Your Savings And Investment Goals
What are your financial goals? Paying for your children's education or saving for retirement? Note the time frame or investment horizon. How much will you need to retire comfortably?
How much money do you need? When do you need it? For example, you may need $30,000 in five years' time for your daughter's education or an extra $200,000 in 15 years for your retirement. Knowing when you need the money and how much capital you have will help you make better decisions.
What other savings and investments do you have? How will the insurance product fit in with what you already have?
Affordability
Can you afford the premiums?
Buying life insurance is a long-term commitment and it is important to be able to keep up with the premiums. If you are unable to keep up with your premiums, your policy may lapse or be terminated.
Before committing, consider if your employment situation may change and whether your household income will be affected if you or your spouse stops working.
If your budget is tight, get term insurance to cover basic living expenses until your youngest child starts earning an income.
Note: It is important to know if you are buying life insurance for protection alone or to build savings too, how much to buy, and what you can afford.
You will be guided through this process if you deal with and seek advice from a Financial Advisory (FA) representative.

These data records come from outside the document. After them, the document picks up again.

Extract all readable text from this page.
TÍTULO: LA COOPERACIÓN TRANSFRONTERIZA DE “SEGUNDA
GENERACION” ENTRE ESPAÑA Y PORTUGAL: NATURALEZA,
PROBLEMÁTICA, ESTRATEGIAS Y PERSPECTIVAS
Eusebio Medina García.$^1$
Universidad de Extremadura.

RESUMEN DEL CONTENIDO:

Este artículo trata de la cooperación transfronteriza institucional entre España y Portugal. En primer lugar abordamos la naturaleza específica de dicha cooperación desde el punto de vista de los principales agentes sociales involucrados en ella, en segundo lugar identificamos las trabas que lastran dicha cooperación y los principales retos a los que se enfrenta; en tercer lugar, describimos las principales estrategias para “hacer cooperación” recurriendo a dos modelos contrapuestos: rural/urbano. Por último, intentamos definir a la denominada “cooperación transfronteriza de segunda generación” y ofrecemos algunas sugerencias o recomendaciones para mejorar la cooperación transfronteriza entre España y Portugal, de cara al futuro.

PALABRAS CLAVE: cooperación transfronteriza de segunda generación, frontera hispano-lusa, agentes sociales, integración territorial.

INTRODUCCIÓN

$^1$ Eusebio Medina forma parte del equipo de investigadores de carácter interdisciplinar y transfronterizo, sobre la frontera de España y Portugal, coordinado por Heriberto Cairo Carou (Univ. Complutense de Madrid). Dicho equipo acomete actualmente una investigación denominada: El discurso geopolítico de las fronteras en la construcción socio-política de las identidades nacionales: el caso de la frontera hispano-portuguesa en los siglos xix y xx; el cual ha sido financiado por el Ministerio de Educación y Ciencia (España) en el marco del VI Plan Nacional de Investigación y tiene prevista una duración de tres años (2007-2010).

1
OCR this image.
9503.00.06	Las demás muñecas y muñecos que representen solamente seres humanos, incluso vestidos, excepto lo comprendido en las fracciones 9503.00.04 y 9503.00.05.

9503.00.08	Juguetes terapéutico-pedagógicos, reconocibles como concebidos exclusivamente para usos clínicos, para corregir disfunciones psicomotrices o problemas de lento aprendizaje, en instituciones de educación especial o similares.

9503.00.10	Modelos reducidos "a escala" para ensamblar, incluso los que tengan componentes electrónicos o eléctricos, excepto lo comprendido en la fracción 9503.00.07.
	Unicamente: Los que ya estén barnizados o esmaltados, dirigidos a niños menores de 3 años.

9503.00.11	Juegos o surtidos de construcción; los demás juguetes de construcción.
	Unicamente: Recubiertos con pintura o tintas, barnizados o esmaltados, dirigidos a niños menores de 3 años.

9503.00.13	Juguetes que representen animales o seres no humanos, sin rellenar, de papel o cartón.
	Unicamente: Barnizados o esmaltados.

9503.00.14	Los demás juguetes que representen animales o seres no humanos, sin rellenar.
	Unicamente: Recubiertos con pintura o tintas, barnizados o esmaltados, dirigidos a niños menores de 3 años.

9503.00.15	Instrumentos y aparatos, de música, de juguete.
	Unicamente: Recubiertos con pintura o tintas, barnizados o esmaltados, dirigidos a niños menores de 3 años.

Direct purchase insurance products are available at lower cost if you are prepared to do this on your own.
Before You Buy
Before you purchase an insurance product, here are a few things you should do:
Give all the required information – You must provide all the information asked for in the proposal form and any other details asked for by the insurance company. If you are not sure why it is needed or why it is important, ask the insurance company or your FA representative.
Check that all relevant information you have provided is included in the proposal form. Check that the proposal form is completed.
If you spot any inaccuracies or missing information, do not sign the proposal form and ask for it to be amended immediately. The policy may be voided if there are errors or missing information and your (or your dependents) could end up without protection.
Make sure you are fully satisfied with the information shown in your proposal form.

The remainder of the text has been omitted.